THE University of Newcastle will discontinue its Bachelor of Creative Industries (BCI), after it received seven enrolments for next semester and zero for next year.
The three-year degree combines skills essential to entrepreneurial activity with a major in either communication and media; creative and performing arts; design; information technology; music; visual arts; or writing and publishing.
Head of the School of Creative Industries, Professor Paul Egglestone, said the program was not financially viable.
"There are several reasons but one of the main ones is the core of the BCI is the understanding that creative professionals need to know how to market themselves, they need to understand how to present themselves, how to perhaps cost a quote, how to run a small business et cetera," he said.
"I like all that enterprise and entrepreneurial piece. It was rooted in, kind of aligned with, the BCI and not quite so prevalent in one or two of our existing degree programs, so I took the decision that we could take that learning from the BCI over the last three years and start to embed that across the other core disciplines.
"Because the BCI is made up of majors in those core disciplines, that's where the vast majority of those students resided anyway, so being able to transplant some of those enterprise and entrepreneurial skills into existing core provision rather than having necessarily a separate course that kind of just focused on enterprise and entrepreneurialism, it made sense to combine the course discipline skills with enterprise and entrepreneurial skills."
Enrolled students will continue in the program. UON will contact students who have applied but haven't yet started their studies to offer them alternatives through existing degrees in core disciplines.
Professor Egglestone was recruited from England to launch the school and the degree in 2017.
It expected about 70 applications that year but received about 135.
"In many cases some of the students were perhaps arriving at university without any real clear understanding of what they wanted to do and what they started with was BCI, but fairly quickly, certainly by the second year, some of those students had already gravitated to and used that as a springboard into one of those traditional degrees," he said.
"Maybe when they arrived at the uni they didn't quite know that's where they were going to be, I think that comes down to how people are directed in the first instance and how courses in creative industries that sit underneath the banner of creative industries are described and sold."
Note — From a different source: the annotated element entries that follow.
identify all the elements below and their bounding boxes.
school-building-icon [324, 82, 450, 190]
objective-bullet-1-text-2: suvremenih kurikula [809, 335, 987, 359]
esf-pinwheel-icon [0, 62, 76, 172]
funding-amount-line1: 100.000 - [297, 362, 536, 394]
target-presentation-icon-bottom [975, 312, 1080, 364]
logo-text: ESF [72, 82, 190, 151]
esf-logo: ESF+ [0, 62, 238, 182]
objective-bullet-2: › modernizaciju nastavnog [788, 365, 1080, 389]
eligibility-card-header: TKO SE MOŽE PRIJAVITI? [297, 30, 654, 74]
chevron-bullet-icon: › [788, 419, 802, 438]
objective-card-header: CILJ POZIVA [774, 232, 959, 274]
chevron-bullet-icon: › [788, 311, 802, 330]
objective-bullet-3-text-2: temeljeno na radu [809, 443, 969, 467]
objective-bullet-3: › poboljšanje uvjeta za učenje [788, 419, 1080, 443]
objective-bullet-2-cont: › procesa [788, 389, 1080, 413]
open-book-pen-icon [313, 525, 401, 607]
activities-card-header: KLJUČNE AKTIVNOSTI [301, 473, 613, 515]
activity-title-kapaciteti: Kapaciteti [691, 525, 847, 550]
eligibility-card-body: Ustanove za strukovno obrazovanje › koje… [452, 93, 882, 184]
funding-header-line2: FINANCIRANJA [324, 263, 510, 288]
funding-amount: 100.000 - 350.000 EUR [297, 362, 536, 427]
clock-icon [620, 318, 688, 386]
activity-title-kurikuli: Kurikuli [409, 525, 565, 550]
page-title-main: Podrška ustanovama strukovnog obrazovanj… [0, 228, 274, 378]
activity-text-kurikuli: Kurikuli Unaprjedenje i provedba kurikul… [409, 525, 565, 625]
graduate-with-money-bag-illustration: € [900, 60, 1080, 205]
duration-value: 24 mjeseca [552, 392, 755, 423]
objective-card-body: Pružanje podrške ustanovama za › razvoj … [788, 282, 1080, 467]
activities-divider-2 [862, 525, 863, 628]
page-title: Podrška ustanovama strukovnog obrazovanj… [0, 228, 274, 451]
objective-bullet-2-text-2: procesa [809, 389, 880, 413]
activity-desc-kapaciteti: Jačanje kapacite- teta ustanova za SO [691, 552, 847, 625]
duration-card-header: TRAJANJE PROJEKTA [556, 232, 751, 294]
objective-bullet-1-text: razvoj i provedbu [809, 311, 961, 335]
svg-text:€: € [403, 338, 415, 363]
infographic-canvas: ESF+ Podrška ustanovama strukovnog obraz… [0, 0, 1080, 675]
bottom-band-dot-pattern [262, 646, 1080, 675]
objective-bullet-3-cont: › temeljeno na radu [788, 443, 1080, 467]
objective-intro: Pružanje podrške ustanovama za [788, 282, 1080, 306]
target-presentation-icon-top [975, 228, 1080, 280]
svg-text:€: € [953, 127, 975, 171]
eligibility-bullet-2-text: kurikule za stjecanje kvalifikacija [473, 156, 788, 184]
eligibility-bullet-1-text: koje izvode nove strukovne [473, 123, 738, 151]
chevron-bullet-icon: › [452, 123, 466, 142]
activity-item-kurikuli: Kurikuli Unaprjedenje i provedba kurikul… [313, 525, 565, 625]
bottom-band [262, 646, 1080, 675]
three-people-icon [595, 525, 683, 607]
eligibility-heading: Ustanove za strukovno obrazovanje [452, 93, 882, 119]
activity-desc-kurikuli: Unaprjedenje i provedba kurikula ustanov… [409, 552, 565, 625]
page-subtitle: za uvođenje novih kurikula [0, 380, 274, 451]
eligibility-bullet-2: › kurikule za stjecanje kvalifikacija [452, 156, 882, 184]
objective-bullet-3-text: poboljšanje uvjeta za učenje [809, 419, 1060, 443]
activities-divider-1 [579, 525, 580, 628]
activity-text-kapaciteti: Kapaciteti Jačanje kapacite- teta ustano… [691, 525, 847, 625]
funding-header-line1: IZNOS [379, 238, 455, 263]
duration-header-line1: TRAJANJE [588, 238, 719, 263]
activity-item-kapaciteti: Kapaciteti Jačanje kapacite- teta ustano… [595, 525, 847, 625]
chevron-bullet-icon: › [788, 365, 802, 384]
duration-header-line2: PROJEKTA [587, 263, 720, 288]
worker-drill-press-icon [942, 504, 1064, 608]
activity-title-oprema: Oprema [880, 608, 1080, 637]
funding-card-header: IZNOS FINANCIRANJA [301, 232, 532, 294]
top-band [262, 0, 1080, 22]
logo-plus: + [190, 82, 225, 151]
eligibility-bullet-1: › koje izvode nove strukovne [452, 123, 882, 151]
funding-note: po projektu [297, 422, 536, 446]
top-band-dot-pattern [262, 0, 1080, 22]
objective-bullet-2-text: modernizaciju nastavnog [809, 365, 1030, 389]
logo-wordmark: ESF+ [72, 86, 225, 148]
Professor Egglestone said the future of staff who deliver the BCI was subject to an "ongoing internal discussion". "It's difficult to say, we are all in challenging and uncertain times," he said. "We are still going to need staff with the appropriate skills to deliver programs in visual art, as we do in design..."
He said the school would retain its name and continue to cover the same core disciplines. He said the end of the degree would not change UON's plans to open a building with extra facilities for the school at Honeysuckle.
Student Keighley Bradford was in the degree's first cohort and graduated last year. She is now studying her Master's in creative industries, focusing on marketing.
"I'm a little bit disappointed because as much as there were teething issues I think the degree had a lot of potential, it just needed tweaking in some areas," Ms Bradford said.
She transferred into the degree from an arts degree and chose writing and publishing for her major, but it was only covered in one course.
She said she valued learning entrepreneurial skills, but there was limited understanding in the community about what the creative industries comprised.
Kristen Lawrence handed in her last assessment a few weeks ago.
"My experience over the three years of doing the Bachelor of Creative Industries has been really positive," Ms Lawrence said.
"I majored in Visual Art studio practices for my degree and the learning opportunities I have had in relation to exploring different art mediums and nurturing my creative practice have been invaluable.
"For my final year major project I have been working towards a solo exhibition at a local gallery which I've postponed to later this year due to Covid19.
"The business side of things was really helpful for this in learning how to approach galleries and different factors to consider when planning my work and the event itself.
"I have had a spectacular group of tutors and technical officers who have been incredibly supportive and a key part in my development as an artist.
"It's really saddening that other creatives won't have the same opportunities as I have had."